Scientific classification
- Kingdom: Animalia
- Phylum: Chordata
- Class: Mammalia
- Order: Rodentia
- Family: Muridae
- Genus: Sekeetamys Ellerman, 1947
- Species: S. calurus
- Binomial name: Sekeetamys calurus (Thomas, 1892)

= Bushy-tailed jird =

- Genus: Sekeetamys
- Species: calurus
- Authority: (Thomas, 1892)
- Conservation status: LC
- Parent authority: Ellerman, 1947

Species of rodent

The bushy-tailed jird or bushy-tailed dipodil (Sekeetamys calurus) is a species of rodent in the family Muridae. It is the only species in the genus Sekeetamys. It is found in Egypt, Israel, Jordan, Saudi Arabia, and Sudan. Its natural habitat is rocky areas.

==Description==
The bushy-tailed jird is a large mouse-like rodent with a bushy tail in the subfamily Gerbillinae. It has a length of between 229 and 292 mm and a tail of between 131 and 164 mm. Its average weight is between 27 and 50 g. The ears are large and there are pale patches around the eyes. Dorsally, the hairs are yellowish-brown tipped with black, with the flanks being rather paler than the back. There is a sharp demarcation line between the flanks and the whitish underparts. The tail is yellowish-brown at its base, the rest being greyish-black except for the usually white tip. The tail is well furred throughout its length and held upright. This bushy tail is unique among small rodents in Egypt except for the Asian garden dormouse (Eliomys melanurus). The legs are slender and the hind feet are long, with hairless soles.

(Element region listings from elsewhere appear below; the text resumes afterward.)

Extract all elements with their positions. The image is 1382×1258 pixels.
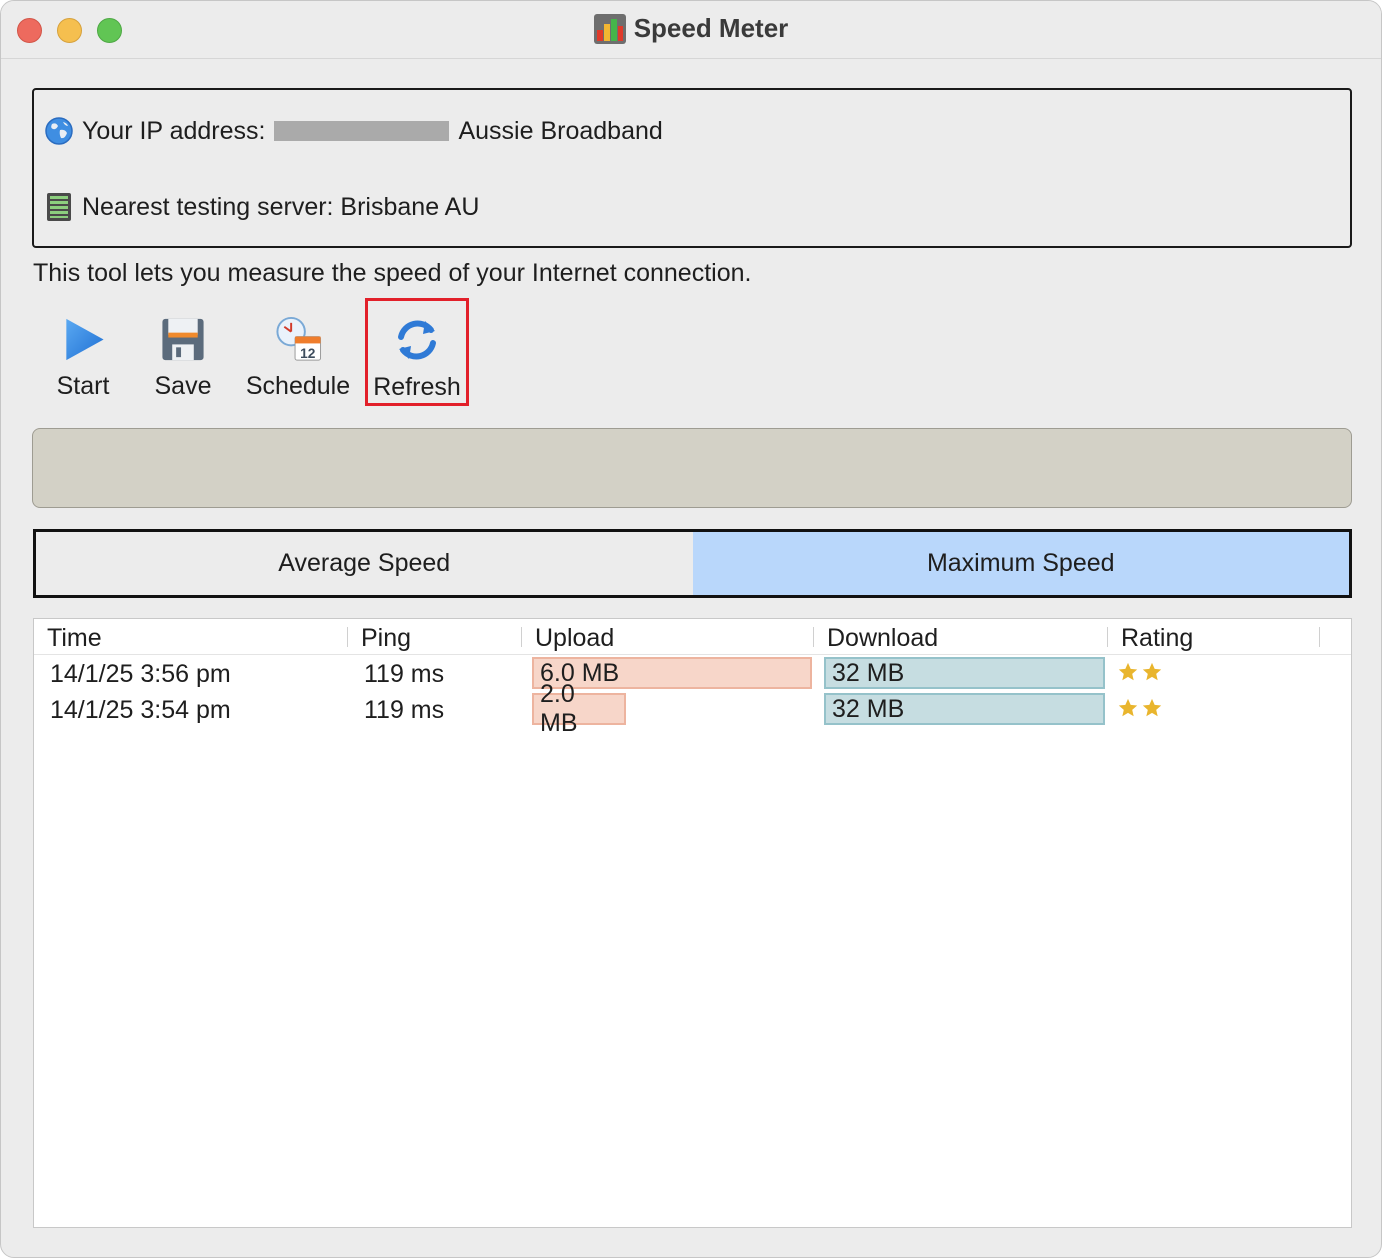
title-bar: Speed Meter	[1, 1, 1381, 59]
refresh-button[interactable]: Refresh	[365, 298, 469, 406]
window-title: Speed Meter	[633, 13, 789, 43]
connection-info-box: Your IP address: Aussie Broadband Neares…	[32, 88, 1352, 248]
download-value: 32 MB	[832, 658, 905, 687]
column-divider[interactable]	[347, 627, 348, 647]
clock-calendar-icon: 12	[276, 316, 322, 361]
server-row: Nearest testing server: Brisbane AU	[44, 192, 479, 222]
isp-name: Aussie Broadband	[458, 116, 663, 145]
calendar-day-number: 12	[300, 346, 316, 361]
schedule-label: Schedule	[245, 372, 351, 400]
star-icon	[1118, 662, 1138, 681]
speed-tabs: Average Speed Maximum Speed	[33, 529, 1352, 598]
tool-description: This tool lets you measure the speed of …	[33, 259, 752, 287]
start-label: Start	[56, 372, 110, 400]
save-label: Save	[154, 372, 212, 400]
table-header: Time Ping Upload Download Rating	[34, 619, 1351, 655]
tab-maximum-speed[interactable]: Maximum Speed	[692, 532, 1349, 595]
ip-address-redacted	[274, 121, 450, 141]
results-table: Time Ping Upload Download Rating 14/1/25…	[33, 618, 1352, 1228]
refresh-icon	[398, 320, 436, 360]
bar-chart-app-icon	[593, 13, 626, 44]
download-bar-cell: 32 MB	[824, 657, 1105, 689]
refresh-label: Refresh	[373, 373, 461, 401]
start-button[interactable]: Start	[45, 301, 121, 401]
column-divider[interactable]	[521, 627, 522, 647]
column-divider[interactable]	[1107, 627, 1108, 647]
ping-cell: 119 ms	[364, 696, 445, 724]
tab-average-speed[interactable]: Average Speed	[36, 532, 693, 595]
ip-address-row: Your IP address: Aussie Broadband	[44, 116, 663, 146]
star-icon	[1142, 698, 1162, 717]
table-row[interactable]: 14/1/25 3:56 pm 119 ms 6.0 MB 32 MB	[34, 657, 1351, 691]
rating-stars	[1117, 697, 1163, 719]
table-row[interactable]: 14/1/25 3:54 pm 119 ms 2.0 MB 32 MB	[34, 680, 1351, 737]
window-title-wrap: Speed Meter	[1, 13, 1381, 49]
save-button[interactable]: Save	[145, 301, 221, 401]
floppy-disk-icon	[162, 318, 204, 361]
column-header-rating[interactable]: Rating	[1121, 624, 1193, 653]
column-header-time[interactable]: Time	[47, 624, 102, 653]
server-icon	[47, 193, 71, 221]
download-value: 32 MB	[832, 694, 905, 723]
window-title-inner: Speed Meter	[593, 13, 789, 44]
column-header-ping[interactable]: Ping	[361, 624, 411, 653]
column-header-download[interactable]: Download	[827, 624, 938, 653]
column-divider[interactable]	[813, 627, 814, 647]
download-bar-cell: 32 MB	[824, 693, 1105, 725]
play-icon	[66, 318, 104, 361]
upload-bar-cell: 2.0 MB	[532, 680, 626, 737]
time-cell: 14/1/25 3:54 pm	[50, 696, 231, 724]
ip-address-label: Your IP address:	[82, 116, 266, 145]
test-progress-bar	[32, 428, 1352, 508]
schedule-button[interactable]: 12 Schedule	[241, 301, 355, 401]
rating-stars	[1117, 661, 1163, 683]
star-icon	[1142, 662, 1162, 681]
star-icon	[1118, 698, 1138, 717]
nearest-server-text: Nearest testing server: Brisbane AU	[82, 192, 480, 221]
globe-icon	[45, 117, 73, 145]
upload-value: 2.0 MB	[540, 680, 578, 737]
column-header-upload[interactable]: Upload	[535, 624, 614, 653]
time-cell: 14/1/25 3:56 pm	[50, 660, 231, 688]
speed-meter-window: Speed Meter Your IP address: Aussie Broa…	[0, 0, 1382, 1258]
column-divider[interactable]	[1319, 627, 1320, 647]
ping-cell: 119 ms	[364, 660, 445, 688]
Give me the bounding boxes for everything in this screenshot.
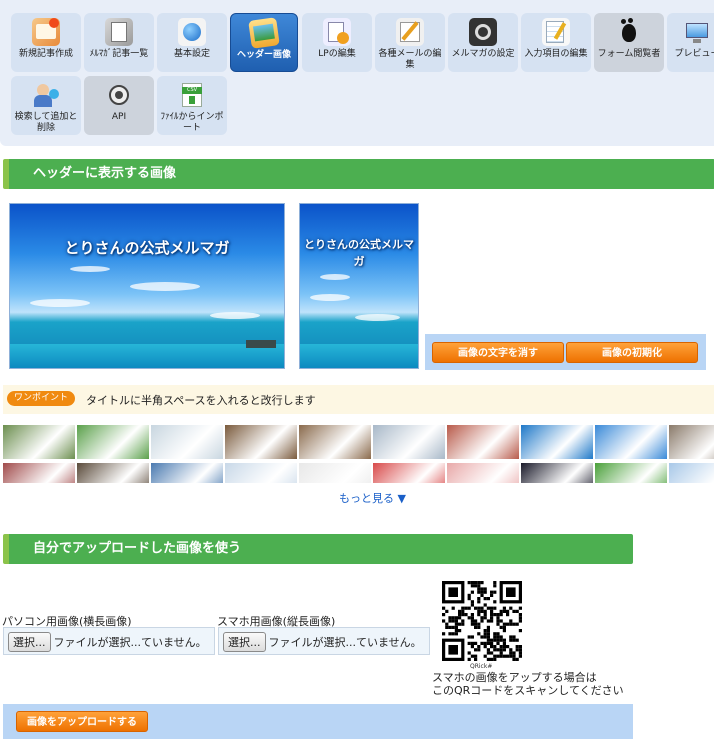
gallery-thumbnail[interactable] <box>669 463 714 483</box>
tip-badge: ワンポイント <box>7 391 76 406</box>
csv-import-icon: CSV <box>178 81 206 109</box>
header-image-wide-preview[interactable]: とりさんの公式メルマガ <box>9 203 285 369</box>
globe-icon <box>178 18 206 46</box>
upload-image-button[interactable]: 画像をアップロードする <box>16 711 148 732</box>
api-gear-icon <box>105 81 133 109</box>
gallery-thumbnail[interactable] <box>669 425 714 459</box>
gallery-thumbnail[interactable] <box>447 425 519 459</box>
banner-title: とりさんの公式メルマガ <box>64 239 230 257</box>
form-fields-icon <box>542 18 570 46</box>
choose-file-button[interactable]: 選択... <box>223 632 266 652</box>
header-image-icon <box>248 17 280 49</box>
gallery-thumbnail[interactable] <box>225 425 297 459</box>
toolbar-preview[interactable]: プレビュー <box>667 13 714 72</box>
gallery-thumbnail[interactable] <box>373 463 445 483</box>
toolbar-new-article[interactable]: 新規記事作成 <box>11 13 81 72</box>
mail-edit-icon <box>396 18 424 46</box>
toolbar-file-import[interactable]: CSV ﾌｧｲﾙからインポート <box>157 76 227 135</box>
gallery-thumbnail[interactable] <box>3 463 75 483</box>
tip-bar: ワンポイント タイトルに半角スペースを入れると改行します <box>3 385 714 414</box>
header-image-narrow-preview[interactable]: とりさんの公式メルマガ <box>299 203 419 369</box>
toolbar-label: ﾌｧｲﾙからインポート <box>160 112 224 133</box>
no-file-text: ファイルが選択...ていません。 <box>268 636 422 649</box>
gallery-thumbnail[interactable] <box>151 425 223 459</box>
image-gallery <box>3 425 714 483</box>
sp-file-input[interactable]: 選択... ファイルが選択...ていません。 <box>218 627 430 655</box>
toolbar-label: 基本設定 <box>173 49 210 59</box>
admin-toolbar: 新規記事作成 ﾒﾙﾏｶﾞ記事一覧 基本設定 ヘッダー画像 LPの編集 各種メール… <box>0 0 714 146</box>
more-link[interactable]: もっと見る ▼ <box>339 490 406 506</box>
section-heading-upload: 自分でアップロードした画像を使う <box>3 534 633 564</box>
toolbar-form-viewers[interactable]: フォーム閲覧者 <box>594 13 664 72</box>
choose-file-button[interactable]: 選択... <box>8 632 51 652</box>
gallery-thumbnail[interactable] <box>151 463 223 483</box>
settings-icon <box>469 18 497 46</box>
lp-edit-icon <box>323 18 351 46</box>
toolbar-label: メルマガの設定 <box>451 49 515 59</box>
gallery-thumbnail[interactable] <box>299 463 371 483</box>
gallery-thumbnail[interactable] <box>373 425 445 459</box>
qr-note-line: スマホの画像をアップする場合は <box>432 671 597 684</box>
toolbar-label: ﾒﾙﾏｶﾞ記事一覧 <box>89 49 149 59</box>
gallery-thumbnail[interactable] <box>3 425 75 459</box>
toolbar-label: LPの編集 <box>318 49 356 59</box>
pc-file-input[interactable]: 選択... ファイルが選択...ていません。 <box>3 627 215 655</box>
qr-code <box>442 581 522 661</box>
toolbar-magazine-settings[interactable]: メルマガの設定 <box>448 13 518 72</box>
toolbar-api[interactable]: API <box>84 76 154 135</box>
gnome-foot-icon <box>615 18 643 46</box>
qr-note-line: このQRコードをスキャンしてください <box>432 684 624 697</box>
toolbar-label: ヘッダー画像 <box>236 50 291 60</box>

==Distribution and habitat==
The bushy-tailed jird occurs in eastern Egypt, the Sinai Peninsula, southern Israel and southern Jordan. Its natural habitat is arid and semiarid localities where the rainfall is typically less than 100 mm per year. It seems to be expanding its range northwards in Israel; whereas its northern limit used to be the Tze'elim Stream near Masada in southern Israel, it now occurs at Ein Gedi, west of the Dead Sea.

==Status==
The bushy-tailed jird is an uncommon species but the population trend is stable and there are no particular threats so the International Union for Conservation of Nature has rated its conservation status as "least concern".